On the provision of taking consent of more than 100 employees, if a company has to shut down, our recommendation that the number can be increased to 300 workers was opposed by trade unions. We had cited the instances of Madhya Pradesh and Rajasthan. Some stakeholders said there will be loss of jobs if the limit is increased. But a study said employment increased when it was raised from 100 to 300. Industry was more comfortable. More number of people got employed. Earlier they were limiting the employment to 100.

What is your next step?

We have written to eight or nine States seeking information about the changes they have made. After getting the replies, we can think how to go about it. Overall, our stand is that productivity can increase only when labour and capital work in tandem.

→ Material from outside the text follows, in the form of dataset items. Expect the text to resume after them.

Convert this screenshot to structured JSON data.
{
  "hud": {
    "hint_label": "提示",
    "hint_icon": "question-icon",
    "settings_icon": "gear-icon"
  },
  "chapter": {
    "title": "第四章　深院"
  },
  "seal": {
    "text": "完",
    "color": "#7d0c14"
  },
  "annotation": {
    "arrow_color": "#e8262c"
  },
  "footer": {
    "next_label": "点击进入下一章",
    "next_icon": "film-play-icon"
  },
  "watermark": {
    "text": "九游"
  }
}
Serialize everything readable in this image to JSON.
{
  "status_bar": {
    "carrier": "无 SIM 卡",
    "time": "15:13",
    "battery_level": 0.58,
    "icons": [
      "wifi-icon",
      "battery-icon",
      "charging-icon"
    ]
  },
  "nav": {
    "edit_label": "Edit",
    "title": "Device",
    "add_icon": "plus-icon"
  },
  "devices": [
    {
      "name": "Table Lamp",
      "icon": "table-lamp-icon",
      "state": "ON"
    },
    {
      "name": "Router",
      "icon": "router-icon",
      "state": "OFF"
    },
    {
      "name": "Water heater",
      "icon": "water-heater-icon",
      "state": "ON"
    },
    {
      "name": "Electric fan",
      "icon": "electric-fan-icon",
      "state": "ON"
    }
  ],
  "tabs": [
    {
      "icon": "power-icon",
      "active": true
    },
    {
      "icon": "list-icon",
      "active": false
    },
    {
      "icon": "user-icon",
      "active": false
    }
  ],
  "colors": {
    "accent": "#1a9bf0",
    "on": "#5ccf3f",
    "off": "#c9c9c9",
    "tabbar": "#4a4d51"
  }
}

Another major issue is the exodus of migrant workers. Trade unions have demanded a policy for migrant workers and that the Inter State Migrant Workmen (Regulation of Employment and Conditions of Services) Act of 1979 should not be merged with the Occupational Safety Code.

The migrant workers law existed since 1979. The Nation suddenly woke up to the issue after migrant workers started walking on the streets to go back to their homes. Migrant labourers are the invisible labour force of this country. Neither the government nor the trade unions ever cared for the migrant worker. The law is cumbersome and unimplementable and no one cares about it. Neither the State Governments nor the Union Government had ever thought on how to implement that law. Today we have millions of migrant workers moving from one State to another in a very pathetic condition. So is the case of the unorganised labour.

We cannot blame only the government. Have the trade unions ever looked into this aspect? Nobody has cared about it. Government says it is unimplementable. When we were trying to bring domestic workers and gig workers into the industrial relations code, the government said it is unimplementable. They asked, where is the industry? But we said there has to be a redressal mechanism. The Government is totally out of the frame of social security in the code on social security. It is the individual and the insurance sector who are responsible according to the Code drafted by the Centre. We are tackling that issue now.

Basically, the trade unions have been fighting for the eight per cent employees of the organised sector. Unorganised labour, of which migrant workers also are a part, has been left in the lurch. This government, I must say, has recognised the necessity to bring in a redressal mechanism. We are trying to strengthen it. Covid-19 has exposed the fault lines of our labour laws. This is the right time to take corrective steps.